Mahkememizde görülmekte olan davanın yapılan açık yargılaması sonunda,
GEREĞİ DÜŞÜNÜLDÜ:
Davacı … A.Ş. vekili 18.01.2021 tarihli dava dilekçesiyle; Davalıların, müvekkili banka … Şubesiyle dava dışı … İhr. San. Ve Tic.

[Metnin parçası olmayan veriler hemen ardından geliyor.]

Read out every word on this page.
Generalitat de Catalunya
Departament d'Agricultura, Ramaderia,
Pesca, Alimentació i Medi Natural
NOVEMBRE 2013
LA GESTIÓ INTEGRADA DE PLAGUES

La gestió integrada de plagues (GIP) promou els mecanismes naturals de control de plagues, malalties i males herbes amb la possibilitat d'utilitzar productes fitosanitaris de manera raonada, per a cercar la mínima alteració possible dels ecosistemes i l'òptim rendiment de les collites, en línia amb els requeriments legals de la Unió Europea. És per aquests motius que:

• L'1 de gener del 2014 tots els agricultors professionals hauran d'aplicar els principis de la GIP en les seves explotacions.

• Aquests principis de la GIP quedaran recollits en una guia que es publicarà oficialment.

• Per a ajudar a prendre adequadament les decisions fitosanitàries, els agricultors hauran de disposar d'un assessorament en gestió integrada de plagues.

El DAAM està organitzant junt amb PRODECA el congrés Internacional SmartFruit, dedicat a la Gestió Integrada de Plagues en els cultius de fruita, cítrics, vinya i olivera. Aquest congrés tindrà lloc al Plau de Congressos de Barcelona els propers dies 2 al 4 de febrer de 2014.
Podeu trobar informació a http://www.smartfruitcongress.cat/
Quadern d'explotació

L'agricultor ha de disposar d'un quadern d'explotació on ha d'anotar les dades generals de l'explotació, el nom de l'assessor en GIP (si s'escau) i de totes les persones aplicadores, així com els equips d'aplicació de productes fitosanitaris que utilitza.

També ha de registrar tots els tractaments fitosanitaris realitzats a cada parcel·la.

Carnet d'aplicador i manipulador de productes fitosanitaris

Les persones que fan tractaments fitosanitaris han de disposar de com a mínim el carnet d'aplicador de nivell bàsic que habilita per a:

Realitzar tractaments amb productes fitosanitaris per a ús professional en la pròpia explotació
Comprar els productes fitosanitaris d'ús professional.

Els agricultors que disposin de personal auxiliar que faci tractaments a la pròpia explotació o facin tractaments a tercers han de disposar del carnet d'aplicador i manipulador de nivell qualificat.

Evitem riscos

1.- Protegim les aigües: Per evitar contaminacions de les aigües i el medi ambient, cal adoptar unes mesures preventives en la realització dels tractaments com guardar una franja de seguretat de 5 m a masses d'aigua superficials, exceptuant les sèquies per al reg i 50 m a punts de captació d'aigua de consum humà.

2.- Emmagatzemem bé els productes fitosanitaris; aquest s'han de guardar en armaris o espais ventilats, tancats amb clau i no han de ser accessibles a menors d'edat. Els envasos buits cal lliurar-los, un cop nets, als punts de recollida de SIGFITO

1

Ltd. Şti. arasında imzalanan 12.12.2013 ve 08.08.2018 tarihli kredi genel sözleşmelerini müşterek borçlu ve müteselsil kefil sıfatıyla imzaladığını, borçluların ödeme taahhüdünü yerine getirmediklerini, Beşiktaş Noterliğinin 09.01.2019 tarih …. yevmiye numarası ihtarnamesi keşide edilerek muaccel hale gelen borcun ödenmesinin istenildiğini, borcun ödenmemesi üzerine İzmir 22. İcra Müdürlüğünün .. Esas sayılı dosyasından icra takibine başlanıldığını, davalı borçluların borca haksız itirazda bulunduklarını, kredi sözleşmesinde asıl borcun ve ferilerden kefillerinde sorumlu olduklarının belirtildiği, yine TBK m. 587 gereğince müteselsil borçluluk söz konusu olduğunu, bankalara uygulanan en yüksek faiz oranına %50 ilave ile temerrüt faizi uygulanabileceğine ilişkin sözleşmede hüküm bulunduğunu, bu nedenle itirazların haksız olup, haksız itiraz nedeniyle icra takibinin durduğunu, arabuluculuğa başvurduklarını anlaşmaya varılamadığını, davalı borçlular, müvekkili banka ile imzaladıkları kredi genel sözleşmesi gereği asıl borcu ve tüm ferilerini, kefil olduğu miktarla sınırlı olmak üzere üstlendiklerini belirterek itirazın iptali ile takibin devamına karar verilmesini ve 696 sayılı KHK’nin 11. maddesi ile 6219 sayılı … Türk Anonim Ortaklığı Kanunu’na eklenen Geçici 5.madde gereğince müvekkil Bankadan harç alınmamasını talep etmiştir.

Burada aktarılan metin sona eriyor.